É bem provável que você já tenha visto ou vivenciado alguma situação em que a sua fé foi desprestigiada ou até mesmo desrespeitada. Talvez você também já tenha sido ignorado e percebeu que aquilo que você disse não foi ouvido devido a sua crença, e a pobre justificativa que lhe foi apresentada reivindicava pra si uma neutralidade racional ilusória a qual desconsiderava qualquer discurso religioso.

São muitos os casos por mim vividos, e acredito que por você também, nos quais pude ouvir falas que intentavam de algum modo descreditar minha fé, a fé cristã. Desde as conversas de rua até dentro das salas de aula na universidade, não foram poucas as vezes que sem nenhuma oportunidade de resposta, não só o modo como interpreto a realidade mas eu mesmo fui reduzido a categorias intelectuais inferiores.

Certa vez, enquanto eu participava de uma aula de sociologia e sentia-me ofendido diretamente pelo professor, fui tomado por um ímpeto, não corajoso com um tom de heroísmo mas humilhado, e calado não respondi tal ofensa.
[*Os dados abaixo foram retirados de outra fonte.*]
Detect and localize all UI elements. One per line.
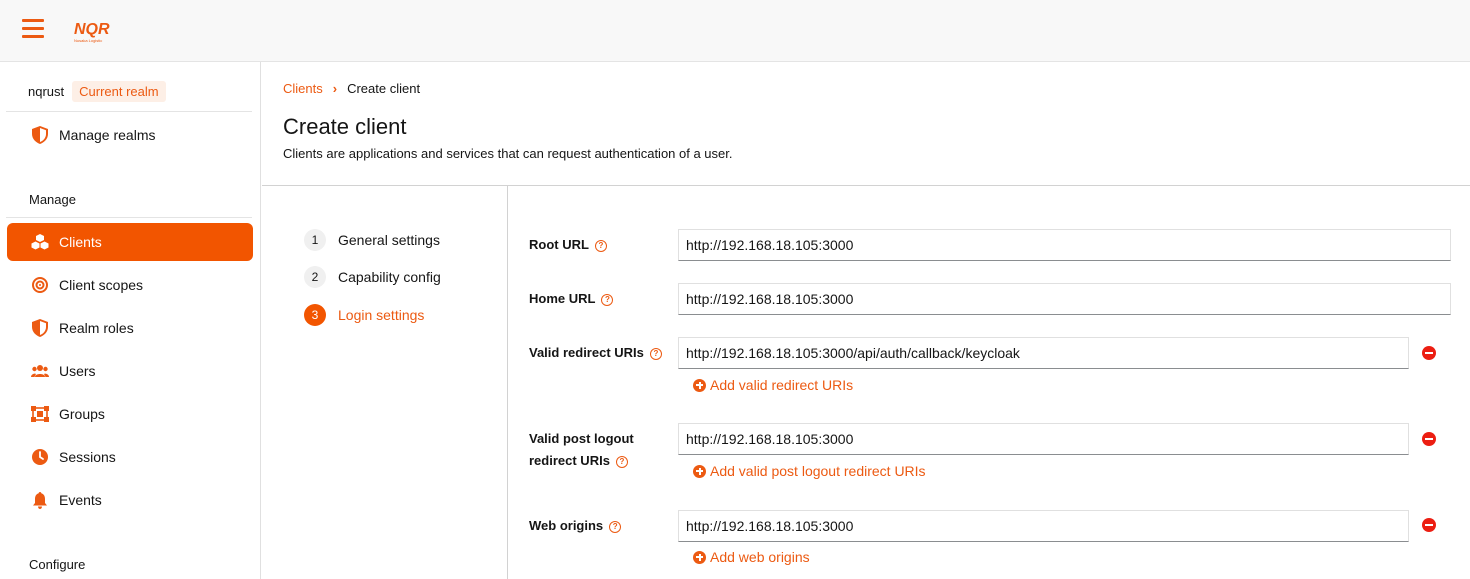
sidebar-divider	[6, 111, 252, 112]
sidebar: nqrust Current realm Manage realms Manag…	[0, 62, 261, 579]
sidebar-item-label: Events	[59, 492, 102, 508]
add-web-origin-label: Add web origins	[710, 549, 810, 565]
masthead: NQR Nusaka Logistic	[0, 0, 1470, 62]
shield-icon	[31, 126, 49, 144]
bell-icon	[31, 491, 49, 509]
step-label: Capability config	[338, 269, 441, 285]
page-description: Clients are applications and services th…	[283, 146, 733, 161]
remove-web-origin-icon[interactable]	[1422, 518, 1436, 532]
step-number: 2	[304, 266, 326, 288]
plus-circle-icon	[693, 378, 706, 392]
sidebar-item-label: Clients	[59, 234, 102, 250]
breadcrumb-clients-link[interactable]: Clients	[283, 81, 323, 96]
add-redirect-uri-button[interactable]: Add valid redirect URIs	[693, 377, 853, 393]
shield-icon	[31, 319, 49, 337]
sidebar-item-label: Users	[59, 363, 96, 379]
groups-icon	[31, 405, 49, 423]
step-number: 1	[304, 229, 326, 251]
remove-redirect-uri-icon[interactable]	[1422, 346, 1436, 360]
sidebar-item-sessions[interactable]: Sessions	[7, 438, 253, 476]
web-origins-label-text: Web origins	[529, 518, 604, 533]
clock-icon	[31, 448, 49, 466]
breadcrumb-current: Create client	[347, 81, 421, 96]
chevron-right-icon: ›	[332, 81, 338, 96]
post-logout-label-line1: Valid post logout	[529, 431, 634, 446]
redirect-uri-input[interactable]	[678, 337, 1409, 369]
svg-text:Nusaka Logistic: Nusaka Logistic	[74, 38, 102, 43]
post-logout-label-line2: redirect URIs	[529, 453, 610, 468]
root-url-input[interactable]	[678, 229, 1451, 261]
sidebar-item-users[interactable]: Users	[7, 352, 253, 390]
root-url-label: Root URL?	[529, 234, 607, 256]
redirect-uris-label-text: Valid redirect URIs	[529, 345, 644, 360]
step-label: Login settings	[338, 307, 425, 323]
login-settings-form: Root URL? Home URL? Valid redirect URIs?…	[508, 186, 1470, 579]
add-post-logout-uri-label: Add valid post logout redirect URIs	[710, 463, 926, 479]
add-web-origin-button[interactable]: Add web origins	[693, 549, 810, 565]
sidebar-item-groups[interactable]: Groups	[7, 395, 253, 433]
web-origins-label: Web origins?	[529, 515, 622, 537]
home-url-label-text: Home URL	[529, 291, 596, 306]
redirect-uris-label: Valid redirect URIs?	[529, 342, 662, 364]
remove-post-logout-uri-icon[interactable]	[1422, 432, 1436, 446]
users-icon	[31, 362, 49, 380]
page-title: Create client	[283, 114, 407, 139]
help-icon[interactable]: ?	[609, 520, 622, 533]
help-icon[interactable]: ?	[601, 293, 614, 306]
post-logout-uri-input[interactable]	[678, 423, 1409, 455]
sidebar-item-label: Groups	[59, 406, 105, 422]
page-header: Clients › Create client Create client Cl…	[262, 62, 1470, 186]
brand-logo[interactable]: NQR Nusaka Logistic	[72, 16, 112, 46]
sidebar-divider	[6, 217, 252, 218]
hamburger-menu-icon[interactable]	[22, 19, 44, 39]
add-post-logout-uri-button[interactable]: Add valid post logout redirect URIs	[693, 463, 926, 479]
wizard-step-login-settings[interactable]: 3 Login settings	[304, 304, 424, 326]
step-number: 3	[304, 304, 326, 326]
sidebar-item-client-scopes[interactable]: Client scopes	[7, 266, 253, 304]
clients-icon	[31, 233, 49, 251]
plus-circle-icon	[693, 550, 706, 564]
breadcrumb: Clients › Create client	[283, 81, 420, 96]
sidebar-item-label: Client scopes	[59, 277, 144, 293]
wizard-steps: 1 General settings 2 Capability config 3…	[262, 186, 508, 579]
web-origin-input[interactable]	[678, 510, 1409, 542]
step-label: General settings	[338, 232, 440, 248]
home-url-input[interactable]	[678, 283, 1451, 315]
manage-realms-label: Manage realms	[59, 127, 156, 143]
realm-name: nqrust	[28, 83, 65, 99]
realm-selector[interactable]: nqrust Current realm	[28, 80, 166, 102]
add-redirect-uri-label: Add valid redirect URIs	[710, 377, 854, 393]
sidebar-item-label: Sessions	[59, 449, 116, 465]
help-icon[interactable]: ?	[615, 455, 628, 468]
wizard-step-general-settings[interactable]: 1 General settings	[304, 229, 440, 251]
sidebar-item-label: Realm roles	[59, 320, 134, 336]
sidebar-item-events[interactable]: Events	[7, 481, 253, 519]
wizard-step-capability-config[interactable]: 2 Capability config	[304, 266, 441, 288]
section-manage: Manage	[29, 192, 76, 207]
section-configure: Configure	[29, 557, 86, 572]
sidebar-item-realm-roles[interactable]: Realm roles	[7, 309, 253, 347]
root-url-label-text: Root URL	[529, 237, 589, 252]
target-icon	[31, 276, 49, 294]
plus-circle-icon	[693, 464, 706, 478]
home-url-label: Home URL?	[529, 288, 614, 310]
manage-realms-link[interactable]: Manage realms	[7, 116, 253, 154]
current-realm-badge: Current realm	[72, 80, 166, 102]
help-icon[interactable]: ?	[649, 347, 662, 360]
post-logout-label: Valid post logout redirect URIs?	[529, 428, 634, 472]
svg-text:NQR: NQR	[74, 21, 110, 38]
sidebar-item-clients[interactable]: Clients	[7, 223, 253, 261]
help-icon[interactable]: ?	[594, 239, 607, 252]
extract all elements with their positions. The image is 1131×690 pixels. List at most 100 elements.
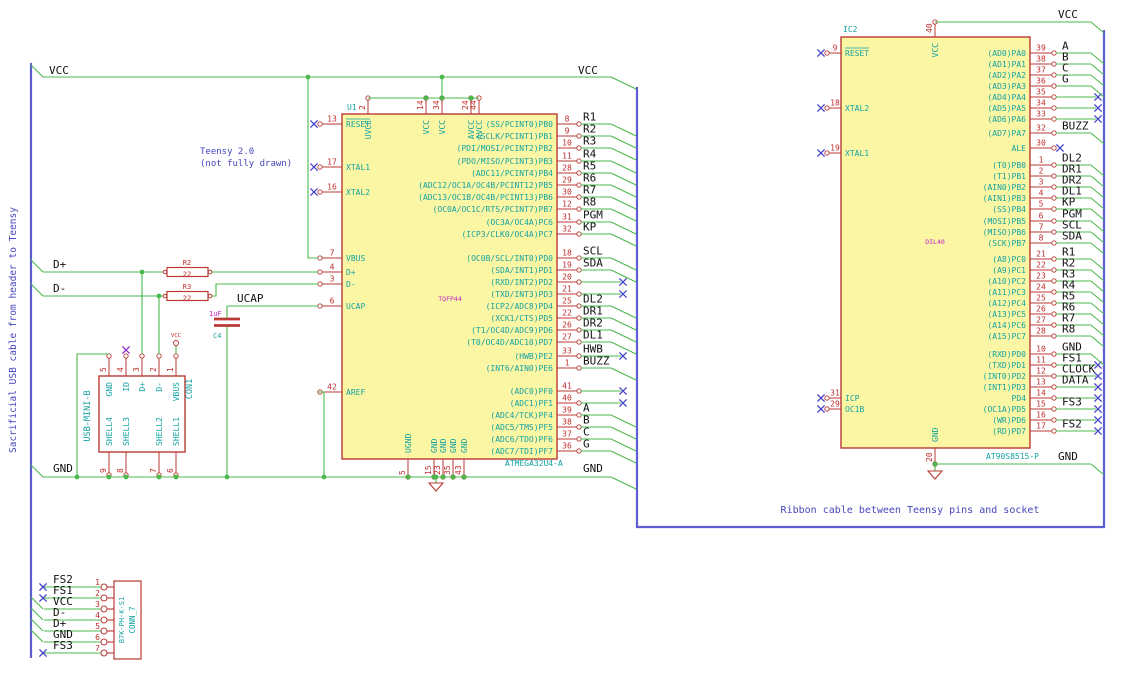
pin-number: 7 [1039, 223, 1044, 232]
pin-number: 40 [562, 394, 572, 403]
junction-dot [74, 474, 80, 480]
pin-end [576, 206, 582, 212]
component-part: AT90S8515-P [986, 452, 1039, 461]
pin-number: 16 [1036, 411, 1046, 420]
net-label: KP [583, 221, 597, 234]
pin-name: SHELL4 [105, 417, 114, 446]
pin-name: UCAP [346, 302, 365, 311]
pin-name: ICP [845, 394, 860, 403]
pin-name: XTAL2 [845, 104, 869, 113]
pin-number: 28 [1036, 327, 1046, 336]
pin-name: OC1B [845, 405, 864, 414]
pin-end [156, 353, 162, 359]
pin-number: 12 [562, 200, 572, 209]
pin-end [317, 189, 323, 195]
pin-number: 14 [416, 100, 425, 110]
pin-name: (AD5)PA5 [987, 104, 1026, 113]
pin-end [576, 267, 582, 273]
pin-name: (ADC11/PCINT4)PB4 [471, 169, 553, 178]
pin-number: 8 [565, 115, 570, 124]
pin-end [317, 303, 323, 309]
pin-end [824, 50, 830, 56]
pin-number: 7 [95, 644, 100, 653]
pin-end [1051, 184, 1057, 190]
pin-end [824, 395, 830, 401]
pin-end [1051, 373, 1057, 379]
pin-end [1051, 145, 1057, 151]
pin-end [576, 170, 582, 176]
pin-number: 6 [166, 468, 175, 473]
pin-end [173, 340, 179, 346]
pin-name: (ADC12/OC1A/OC4B/PCINT12)PB5 [418, 181, 553, 190]
pin-number: 5 [1039, 200, 1044, 209]
component-ref: IC2 [843, 25, 858, 34]
pin-number: 31 [562, 213, 572, 222]
pin-number: 2 [95, 589, 100, 598]
pin-end [576, 255, 582, 261]
pin-number: 22 [1036, 261, 1046, 270]
pin-number: 11 [562, 152, 572, 161]
pin-end [576, 436, 582, 442]
net-label: D- [53, 282, 66, 295]
pin-name: VCC [931, 43, 940, 58]
pin-number: 4 [1039, 189, 1044, 198]
pin-number: 24 [1036, 283, 1046, 292]
pin-name: GND [439, 438, 448, 453]
pin-name: (T0/OC4D/ADC10)PD7 [466, 338, 553, 347]
net-label: VCC [49, 64, 69, 77]
pin-name: (RXD)PD0 [987, 350, 1026, 359]
pin-end [824, 406, 830, 412]
pin-number: 39 [1036, 44, 1046, 53]
pin-name: VCC [438, 120, 447, 135]
pin-name: D+ [346, 268, 356, 277]
pin-number: 38 [1036, 55, 1046, 64]
pin-end [576, 133, 582, 139]
pin-end [824, 105, 830, 111]
pin-number: 1 [1039, 156, 1044, 165]
pin-name: (RXD/INT2)PD2 [490, 278, 553, 287]
pin-number: 19 [830, 144, 840, 153]
pin-number: 42 [327, 383, 337, 392]
pin-end [576, 327, 582, 333]
pin-number: 10 [562, 139, 572, 148]
pin-end [576, 219, 582, 225]
pin-number: 36 [562, 442, 572, 451]
net-label: DATA [1062, 374, 1089, 387]
pin-end [576, 158, 582, 164]
pin-number: 21 [562, 285, 572, 294]
pin-end [576, 145, 582, 151]
pin-name: GND [430, 438, 439, 453]
pin-name: (ICP3/CLK0/OC4A)PC7 [461, 230, 553, 239]
pin-number: 1 [95, 578, 100, 587]
pin-name: (SCLK/PCINT1)PB1 [476, 132, 553, 141]
pin-name: (AD3)PA3 [987, 82, 1026, 91]
pin-name: (TXD/INT3)PD3 [490, 290, 553, 299]
pin-name: UVCC [364, 120, 373, 139]
pin-end [1051, 105, 1057, 111]
net-label: G [583, 438, 590, 451]
pin-number: 30 [1036, 139, 1046, 148]
pin-number: 43 [454, 465, 463, 475]
net-label: BUZZ [583, 355, 610, 368]
pin-number: 40 [925, 23, 934, 33]
pin-name: AVCC [475, 120, 484, 139]
pin-number: 44 [469, 100, 478, 110]
pin-name: (AD2)PA2 [987, 71, 1026, 80]
pin-number: 15 [424, 465, 433, 475]
pin-name: ID [122, 382, 131, 392]
pin-name: UGND [404, 434, 413, 453]
pin-end [317, 255, 323, 261]
net-label: G [1062, 73, 1069, 86]
component-ref: C4 [213, 332, 221, 340]
note-text: (not fully drawn) [200, 159, 292, 169]
pin-end [576, 388, 582, 394]
pin-number: 32 [1036, 124, 1046, 133]
net-label: VCC [1058, 8, 1078, 21]
pin-number: 9 [565, 127, 570, 136]
pin-number: 16 [327, 183, 337, 192]
pin-number: 10 [1036, 345, 1046, 354]
pin-end [576, 182, 582, 188]
junction-dot [139, 269, 145, 275]
pin-name: XTAL2 [346, 188, 370, 197]
pin-number: 19 [562, 261, 572, 270]
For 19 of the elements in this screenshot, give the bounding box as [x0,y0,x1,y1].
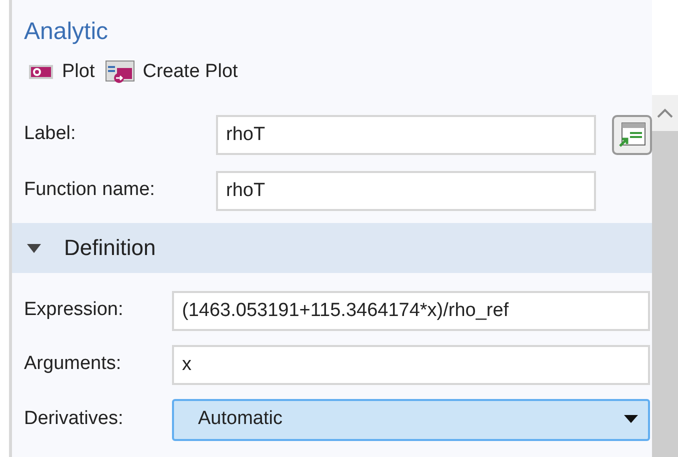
section-header[interactable]: Definition [12,222,652,272]
field-label: Function name: [24,178,156,202]
text-field[interactable]: rhoT [216,170,596,210]
create-plot-button[interactable]: Create Plot [104,58,238,86]
field-label: Expression: [24,298,124,322]
plot-icon [28,63,54,82]
add-note-button[interactable] [612,114,652,154]
create-plot-icon [104,60,135,84]
note-icon [618,122,646,148]
field-label: Label: [24,122,77,146]
field-label: Arguments: [24,352,122,376]
dropdown[interactable]: Automatic [172,398,650,440]
text-field[interactable]: (1463.053191+115.3464174*x)/rho_ref [172,290,650,330]
field-label: Derivatives: [24,407,124,432]
panel-title: Analytic [23,17,110,47]
text-field[interactable]: x [172,344,650,384]
text-field[interactable]: rhoT [216,114,596,154]
caret-icon [624,415,638,424]
plot-button[interactable]: Plot [28,58,95,86]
Eu até poderia ter pensado argumentos lógicos para refuta-lo, como já havia feito outras vezes, mas naquele momento o meu mais alto grito foi o silêncio.

A melhor palavra que expressaria minha condição e contemplaria o mais íntimo sentimento não seria outra senão, humilhação. E humilhado, usufruindo da “intelecção mais profunda que a mente humana pode realizar”, orei.

Compreendendo a raiz conceitual da inteligência humilhada

Meu propósito nesse texto é explorar apenas alguns poucos aspectos do conceito elucidado pelo pastor e filósofo Jonas Madureira em seu livro “Inteligência humilhada”. Nessa obra, o autor propõe um conceito epistemológico, isto é, que se refere a teoria do conhecimento, pautado na condição de humilhação inerente ao ser humano.

“O homem humilde se ajoelha perante toda verdade” Ernest Hello

Para ele, o conflito existente entre Fé e Razão se desfaz quando encontra o reconhecimento da condição precária que caracteriza a mente humana. Haja vista que “a nossa inteligência já está sob a condição de humilhação, quer sejamos concientes dela, quer não.” Afinal, somos seres humanos criados e, por consequência disso, finitos, e esse fato trás implicações limitantes para o homem como um todo.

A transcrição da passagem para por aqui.